Sony already had a better eReader on the market when Amazon released the first Kindle.  What they didn’t have was the Kindle Store.  Amazon made it easy for their customers to buy popular books.  They even went the extra mile and made sure that purchasing could be accomplished right from the device itself.  With no more need to find USB cables or memory cards, eReading was finally more convenient than picking up a book from the store.  It was sometimes even easier that picking up a book off the shelf.

Over time, adding devices as they went, Amazon brought their selection to practically any device with a screen.  The Kindle itself was and is still important for many people, but just about anybody who is interested will always have a device within arm’s reach that can load a book for them now.  Convenience has reached an extreme.

Convenience is what the Gartner survey attributes the move away from paper to.  Their participants indicated that they were willing to pick up whichever device lay closest to hand for practically any reading situation, even to the point of excluding print at times.  Since all participants were required to have a media tablet and at least two other similar devices, being out of touch would have been a stretch.

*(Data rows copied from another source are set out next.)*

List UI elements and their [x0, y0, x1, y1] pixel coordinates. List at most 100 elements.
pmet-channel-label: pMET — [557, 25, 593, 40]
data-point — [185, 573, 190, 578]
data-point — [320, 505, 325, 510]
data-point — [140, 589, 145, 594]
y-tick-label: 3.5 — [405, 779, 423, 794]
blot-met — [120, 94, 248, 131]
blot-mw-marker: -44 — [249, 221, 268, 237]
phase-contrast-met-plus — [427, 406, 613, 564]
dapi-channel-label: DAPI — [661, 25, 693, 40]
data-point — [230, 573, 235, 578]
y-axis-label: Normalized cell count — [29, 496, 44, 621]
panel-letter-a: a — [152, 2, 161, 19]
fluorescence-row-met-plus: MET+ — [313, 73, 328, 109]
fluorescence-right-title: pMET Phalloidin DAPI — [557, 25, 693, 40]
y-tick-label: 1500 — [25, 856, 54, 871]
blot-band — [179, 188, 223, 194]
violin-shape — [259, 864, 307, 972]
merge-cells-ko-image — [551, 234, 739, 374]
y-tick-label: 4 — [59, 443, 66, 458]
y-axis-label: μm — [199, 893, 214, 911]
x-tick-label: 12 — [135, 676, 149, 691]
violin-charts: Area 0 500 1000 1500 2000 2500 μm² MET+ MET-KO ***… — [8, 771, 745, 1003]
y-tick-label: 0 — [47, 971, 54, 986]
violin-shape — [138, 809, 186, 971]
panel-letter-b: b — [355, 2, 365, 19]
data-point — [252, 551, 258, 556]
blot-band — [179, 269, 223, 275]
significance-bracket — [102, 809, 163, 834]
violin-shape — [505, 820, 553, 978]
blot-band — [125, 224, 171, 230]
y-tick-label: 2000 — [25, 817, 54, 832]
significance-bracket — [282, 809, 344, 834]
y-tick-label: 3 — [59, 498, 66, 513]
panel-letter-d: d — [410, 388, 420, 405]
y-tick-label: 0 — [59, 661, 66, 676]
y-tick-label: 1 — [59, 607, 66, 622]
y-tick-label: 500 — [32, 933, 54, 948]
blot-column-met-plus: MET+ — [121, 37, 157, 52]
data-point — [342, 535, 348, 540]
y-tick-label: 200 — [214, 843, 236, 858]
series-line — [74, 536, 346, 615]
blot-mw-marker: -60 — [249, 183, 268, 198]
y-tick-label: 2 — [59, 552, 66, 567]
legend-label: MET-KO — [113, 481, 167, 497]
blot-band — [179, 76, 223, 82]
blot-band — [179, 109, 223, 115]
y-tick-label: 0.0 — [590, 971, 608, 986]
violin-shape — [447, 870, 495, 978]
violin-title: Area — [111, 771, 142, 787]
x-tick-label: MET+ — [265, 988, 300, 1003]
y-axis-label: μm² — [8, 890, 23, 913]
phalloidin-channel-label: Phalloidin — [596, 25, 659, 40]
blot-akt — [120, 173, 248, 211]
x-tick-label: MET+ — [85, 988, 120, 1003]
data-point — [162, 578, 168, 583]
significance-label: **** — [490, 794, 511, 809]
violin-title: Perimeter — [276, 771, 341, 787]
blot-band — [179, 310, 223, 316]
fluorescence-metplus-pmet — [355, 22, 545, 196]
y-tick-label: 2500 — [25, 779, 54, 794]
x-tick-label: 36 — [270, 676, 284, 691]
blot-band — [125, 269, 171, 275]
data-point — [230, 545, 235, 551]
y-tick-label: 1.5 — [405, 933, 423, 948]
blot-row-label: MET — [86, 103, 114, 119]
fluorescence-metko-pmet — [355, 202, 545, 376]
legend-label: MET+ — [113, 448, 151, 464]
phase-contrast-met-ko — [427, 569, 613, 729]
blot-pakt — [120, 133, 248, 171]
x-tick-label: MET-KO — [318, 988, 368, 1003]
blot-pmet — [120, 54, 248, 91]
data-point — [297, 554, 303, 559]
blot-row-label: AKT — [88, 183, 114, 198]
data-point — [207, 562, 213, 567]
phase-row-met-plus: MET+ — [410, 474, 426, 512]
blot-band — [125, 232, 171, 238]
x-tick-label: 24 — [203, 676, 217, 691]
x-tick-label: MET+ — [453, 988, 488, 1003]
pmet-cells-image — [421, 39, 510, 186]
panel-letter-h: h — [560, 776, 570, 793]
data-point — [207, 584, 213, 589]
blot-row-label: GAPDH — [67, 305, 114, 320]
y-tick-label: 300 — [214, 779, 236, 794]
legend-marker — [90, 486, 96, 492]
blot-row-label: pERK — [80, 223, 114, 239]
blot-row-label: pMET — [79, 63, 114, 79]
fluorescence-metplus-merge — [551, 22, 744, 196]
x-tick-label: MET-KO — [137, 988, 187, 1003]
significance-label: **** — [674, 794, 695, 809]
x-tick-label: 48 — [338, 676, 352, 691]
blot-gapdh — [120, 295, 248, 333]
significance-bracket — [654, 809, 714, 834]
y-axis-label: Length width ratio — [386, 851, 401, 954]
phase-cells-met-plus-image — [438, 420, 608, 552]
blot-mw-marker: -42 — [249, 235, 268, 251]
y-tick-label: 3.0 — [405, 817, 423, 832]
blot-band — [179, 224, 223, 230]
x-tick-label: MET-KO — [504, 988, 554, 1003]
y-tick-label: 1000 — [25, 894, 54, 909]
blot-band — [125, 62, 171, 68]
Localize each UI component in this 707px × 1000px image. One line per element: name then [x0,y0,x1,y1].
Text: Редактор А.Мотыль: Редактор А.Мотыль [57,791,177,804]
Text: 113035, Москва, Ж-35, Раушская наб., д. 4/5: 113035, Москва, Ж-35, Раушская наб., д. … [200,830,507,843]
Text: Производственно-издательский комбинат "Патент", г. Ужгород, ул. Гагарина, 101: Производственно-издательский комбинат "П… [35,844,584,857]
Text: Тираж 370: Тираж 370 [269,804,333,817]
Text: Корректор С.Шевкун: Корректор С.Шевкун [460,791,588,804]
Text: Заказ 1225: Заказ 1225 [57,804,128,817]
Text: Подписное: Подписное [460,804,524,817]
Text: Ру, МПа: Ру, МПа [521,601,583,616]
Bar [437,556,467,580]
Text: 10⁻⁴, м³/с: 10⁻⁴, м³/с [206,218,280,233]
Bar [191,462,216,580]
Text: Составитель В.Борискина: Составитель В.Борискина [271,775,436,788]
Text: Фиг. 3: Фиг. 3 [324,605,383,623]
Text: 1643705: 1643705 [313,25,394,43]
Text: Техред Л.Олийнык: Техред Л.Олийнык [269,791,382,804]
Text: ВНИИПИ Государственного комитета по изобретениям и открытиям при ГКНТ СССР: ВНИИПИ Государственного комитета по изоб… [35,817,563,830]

None of this says that the printed book is really going to disappear.  We know that won’t happen any time soon, despite the fact that the death of print has been declared regularly since at least 1984 (extra points for catching the obvious movie reference).  What this means is that print is likely to lose its primary position in the reading world, even for magazine and newspaper readers, before too much time is up.  Tablets used to be toys, now they are becoming household tools.  Prices are dropping, exposure to options like the $79 Kindle is up, and it seems like every day readers get more to choose from.  Publishers can’t even entertain the notion of maintaining their old model unaffected at this point.